I know I am not talking about Reagan's being right here; that central judgement really isn't what it's about. I'm not even talking necessarily about his being smart in the sense of politically cunning. Reagan does surely seem to be that, but I think there are some other qualities that enable him so successfully and consistently to fetch up someplace other than where the conventional wisdom thinks he is headed at the moment.

One is a capacity to speak in a normal, familiar (from ordinary life), plausible voice. This gift, utterly rare in successful politicians at the top of their profession, can enable them to sound credible while saying the most incredible things. Reagan has it. Unlike 99 percent of his ambitious breed, he (and some of his top staff share this) does not exude anxiety or defensiveness or duplicity or aggression while he is speaking the most simple pieties. He sounds as if he means them. He will say homely things in a homely way that makes you believe they are authentic as an explanation of why he is doing something or of what he thinks happened or will happen.

"You tell me you're going to Minsk so I'll think you're going to Pinsk, when you really are going to Minsk -- so why do you always lie to me?" Thus the ancient joke. Ronald Reagan, however, really is going to Minsk and you never doubt it for a moment when he says so. You may not want to go with him (especially if we are to travel by MX missile), but that is another issue. To use our favorite word from high school, he sounds more "sincere" than anyone else in the room, and we are so starved for this we tend to forget that we aren't so crazy about the objects of his sincerity -- some of us, anyway. The result is that it is the commentators and observers generally who sound, in the classic manner of politicians, kind of tinny and contrived and implausible, responding to some timetable for slumps and comebacks and the rest, while Reagan stands outside their characterization of him and his condition.

He is also agile, quick moving, good at surprise and at seizing the initiative -- witness the nomination of Mrs. O'Connor, the playing of Congress like a violin, the fact that he has stayed in charge of the debate and the politics of this town since he got here. During every administration at just about this time, we start worrying that there is no foreign policy or that the parts of it don't hang together. We are doing that now and he keeps interrupting with bulletins from someplace else or comparable disturbances that begin to make the criticism look empty and somewhat disconnected from the subject it is aiming to describe. (Does Reagan not understand that we need to get on with this no-foreign-policy business so we can complete it in time for the First Big Domestic Setback early in the fall?)

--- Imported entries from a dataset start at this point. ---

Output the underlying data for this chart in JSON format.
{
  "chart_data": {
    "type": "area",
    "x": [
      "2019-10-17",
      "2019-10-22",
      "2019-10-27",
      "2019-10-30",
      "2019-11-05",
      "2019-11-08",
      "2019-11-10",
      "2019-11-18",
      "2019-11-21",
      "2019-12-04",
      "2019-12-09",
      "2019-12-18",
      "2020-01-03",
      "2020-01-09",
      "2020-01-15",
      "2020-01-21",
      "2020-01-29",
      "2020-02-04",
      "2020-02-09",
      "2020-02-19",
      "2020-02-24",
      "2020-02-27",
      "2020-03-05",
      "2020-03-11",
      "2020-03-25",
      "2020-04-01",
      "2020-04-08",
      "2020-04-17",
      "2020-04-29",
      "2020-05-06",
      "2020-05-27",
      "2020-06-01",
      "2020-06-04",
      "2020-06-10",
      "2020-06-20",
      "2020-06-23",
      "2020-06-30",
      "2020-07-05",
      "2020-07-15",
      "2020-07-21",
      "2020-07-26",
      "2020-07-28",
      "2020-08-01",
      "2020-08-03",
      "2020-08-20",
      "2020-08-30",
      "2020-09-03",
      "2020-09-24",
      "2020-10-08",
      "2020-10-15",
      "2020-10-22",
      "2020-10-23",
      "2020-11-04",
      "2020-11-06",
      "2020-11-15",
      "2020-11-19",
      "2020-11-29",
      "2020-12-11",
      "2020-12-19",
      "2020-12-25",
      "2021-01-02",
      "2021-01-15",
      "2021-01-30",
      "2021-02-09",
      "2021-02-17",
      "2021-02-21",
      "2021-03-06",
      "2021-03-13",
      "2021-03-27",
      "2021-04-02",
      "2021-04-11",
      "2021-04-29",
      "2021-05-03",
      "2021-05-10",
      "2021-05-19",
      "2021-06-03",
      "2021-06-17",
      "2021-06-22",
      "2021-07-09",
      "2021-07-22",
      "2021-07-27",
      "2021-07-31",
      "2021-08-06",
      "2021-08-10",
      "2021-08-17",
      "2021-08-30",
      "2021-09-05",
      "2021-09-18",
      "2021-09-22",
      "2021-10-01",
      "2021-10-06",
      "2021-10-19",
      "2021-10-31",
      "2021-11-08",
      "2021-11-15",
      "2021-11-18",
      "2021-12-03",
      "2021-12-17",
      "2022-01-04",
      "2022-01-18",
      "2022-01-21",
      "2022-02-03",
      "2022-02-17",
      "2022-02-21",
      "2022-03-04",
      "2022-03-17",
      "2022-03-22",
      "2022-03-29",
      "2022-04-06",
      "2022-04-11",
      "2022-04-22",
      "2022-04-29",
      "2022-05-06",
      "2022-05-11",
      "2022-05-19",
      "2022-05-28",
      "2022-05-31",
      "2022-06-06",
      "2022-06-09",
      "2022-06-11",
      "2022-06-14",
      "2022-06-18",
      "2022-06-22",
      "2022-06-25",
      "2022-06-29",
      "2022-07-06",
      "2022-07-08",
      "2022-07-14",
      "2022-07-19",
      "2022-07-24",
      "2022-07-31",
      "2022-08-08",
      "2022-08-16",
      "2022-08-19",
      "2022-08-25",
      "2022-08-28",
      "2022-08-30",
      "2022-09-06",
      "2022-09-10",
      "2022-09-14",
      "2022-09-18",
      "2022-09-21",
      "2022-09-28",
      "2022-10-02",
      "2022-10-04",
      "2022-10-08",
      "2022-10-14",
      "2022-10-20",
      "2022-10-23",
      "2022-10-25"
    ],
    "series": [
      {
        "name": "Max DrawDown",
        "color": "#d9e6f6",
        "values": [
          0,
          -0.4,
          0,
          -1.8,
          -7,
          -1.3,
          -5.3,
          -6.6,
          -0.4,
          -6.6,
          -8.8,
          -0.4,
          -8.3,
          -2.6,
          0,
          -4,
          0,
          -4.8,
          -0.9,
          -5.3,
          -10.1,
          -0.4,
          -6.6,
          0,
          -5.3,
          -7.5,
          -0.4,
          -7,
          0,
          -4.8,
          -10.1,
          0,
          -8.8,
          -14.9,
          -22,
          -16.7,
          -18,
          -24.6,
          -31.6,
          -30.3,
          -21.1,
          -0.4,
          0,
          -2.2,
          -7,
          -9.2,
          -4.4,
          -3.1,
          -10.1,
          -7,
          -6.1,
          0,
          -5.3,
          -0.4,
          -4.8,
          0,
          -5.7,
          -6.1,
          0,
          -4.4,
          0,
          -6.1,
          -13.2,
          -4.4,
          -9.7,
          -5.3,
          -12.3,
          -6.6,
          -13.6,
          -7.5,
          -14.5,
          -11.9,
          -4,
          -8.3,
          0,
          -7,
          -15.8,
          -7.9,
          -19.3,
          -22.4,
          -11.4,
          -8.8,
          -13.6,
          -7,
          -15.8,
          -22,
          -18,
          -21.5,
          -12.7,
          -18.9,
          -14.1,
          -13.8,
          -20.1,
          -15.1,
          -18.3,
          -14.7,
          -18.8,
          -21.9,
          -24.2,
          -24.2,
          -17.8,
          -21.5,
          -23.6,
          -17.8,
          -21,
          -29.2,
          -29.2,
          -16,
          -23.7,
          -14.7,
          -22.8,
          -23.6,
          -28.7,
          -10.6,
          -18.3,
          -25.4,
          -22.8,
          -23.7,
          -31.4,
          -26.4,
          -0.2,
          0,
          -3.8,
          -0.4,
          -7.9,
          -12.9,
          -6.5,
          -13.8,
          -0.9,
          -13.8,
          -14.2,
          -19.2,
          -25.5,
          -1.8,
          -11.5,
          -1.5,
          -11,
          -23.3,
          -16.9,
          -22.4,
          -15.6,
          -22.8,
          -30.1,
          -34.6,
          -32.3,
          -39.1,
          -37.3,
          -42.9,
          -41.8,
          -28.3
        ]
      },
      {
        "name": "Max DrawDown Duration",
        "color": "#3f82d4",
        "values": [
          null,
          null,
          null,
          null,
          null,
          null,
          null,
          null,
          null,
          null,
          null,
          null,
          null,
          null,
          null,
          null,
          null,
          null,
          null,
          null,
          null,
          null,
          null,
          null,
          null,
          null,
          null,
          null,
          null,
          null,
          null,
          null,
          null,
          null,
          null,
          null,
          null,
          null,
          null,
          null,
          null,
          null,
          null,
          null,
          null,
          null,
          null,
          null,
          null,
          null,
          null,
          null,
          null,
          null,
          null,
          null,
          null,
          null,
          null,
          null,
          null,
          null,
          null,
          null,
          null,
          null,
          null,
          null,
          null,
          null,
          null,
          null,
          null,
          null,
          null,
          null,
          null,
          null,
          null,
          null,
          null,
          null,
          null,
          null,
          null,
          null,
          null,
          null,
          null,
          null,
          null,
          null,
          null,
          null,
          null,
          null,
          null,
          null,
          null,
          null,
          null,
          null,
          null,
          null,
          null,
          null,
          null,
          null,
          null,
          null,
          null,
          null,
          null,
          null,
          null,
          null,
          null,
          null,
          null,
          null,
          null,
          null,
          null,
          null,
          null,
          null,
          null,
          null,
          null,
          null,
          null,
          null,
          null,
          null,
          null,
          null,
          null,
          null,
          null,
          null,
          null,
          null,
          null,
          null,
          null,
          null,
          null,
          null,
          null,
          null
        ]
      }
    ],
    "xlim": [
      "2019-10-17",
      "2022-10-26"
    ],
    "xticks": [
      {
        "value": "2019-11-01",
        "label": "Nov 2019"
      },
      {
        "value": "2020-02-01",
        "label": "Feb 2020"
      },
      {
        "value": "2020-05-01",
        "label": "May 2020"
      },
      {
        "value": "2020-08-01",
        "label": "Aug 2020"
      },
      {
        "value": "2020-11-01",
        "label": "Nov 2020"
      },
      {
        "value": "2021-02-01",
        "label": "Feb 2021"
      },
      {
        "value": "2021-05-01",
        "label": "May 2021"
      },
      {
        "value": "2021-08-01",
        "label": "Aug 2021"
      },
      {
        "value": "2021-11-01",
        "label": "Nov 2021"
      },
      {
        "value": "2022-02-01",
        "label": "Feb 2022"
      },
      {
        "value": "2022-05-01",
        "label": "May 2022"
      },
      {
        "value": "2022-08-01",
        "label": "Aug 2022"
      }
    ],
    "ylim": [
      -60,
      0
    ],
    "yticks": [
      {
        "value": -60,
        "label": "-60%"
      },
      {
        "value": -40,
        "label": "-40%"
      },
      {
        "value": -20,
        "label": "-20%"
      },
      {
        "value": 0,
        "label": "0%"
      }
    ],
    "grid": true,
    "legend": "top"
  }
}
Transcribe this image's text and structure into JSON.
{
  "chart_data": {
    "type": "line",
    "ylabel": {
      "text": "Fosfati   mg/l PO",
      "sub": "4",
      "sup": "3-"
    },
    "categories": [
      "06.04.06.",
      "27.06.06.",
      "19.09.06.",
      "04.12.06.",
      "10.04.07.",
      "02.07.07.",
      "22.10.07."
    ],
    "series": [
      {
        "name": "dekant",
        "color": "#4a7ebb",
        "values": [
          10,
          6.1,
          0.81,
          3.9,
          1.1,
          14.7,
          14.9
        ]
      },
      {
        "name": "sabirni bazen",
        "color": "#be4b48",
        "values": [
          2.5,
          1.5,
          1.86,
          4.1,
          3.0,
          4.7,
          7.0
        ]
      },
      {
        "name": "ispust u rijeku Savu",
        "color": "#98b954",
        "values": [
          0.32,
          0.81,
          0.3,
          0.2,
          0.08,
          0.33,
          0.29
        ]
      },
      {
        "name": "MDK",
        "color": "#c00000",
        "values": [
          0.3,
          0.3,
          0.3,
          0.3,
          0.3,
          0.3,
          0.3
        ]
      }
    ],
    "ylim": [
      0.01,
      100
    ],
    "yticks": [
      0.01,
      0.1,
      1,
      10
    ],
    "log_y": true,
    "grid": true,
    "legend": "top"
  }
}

A Democratic senator told me the other day he thought Reagan's great talent was his manifest ability to say no. It demonstrated to people that he could govern, manage, be in charge. I can't say I'm very pleased with what Reagan says not to -- or yes. A great deal of the time it seems to me he's got it the wrong way around. But I know what the senator was saying. mReagan may yet slump, slide, be set back or plunge. But I don't think he will be like the others. He's too normal for that.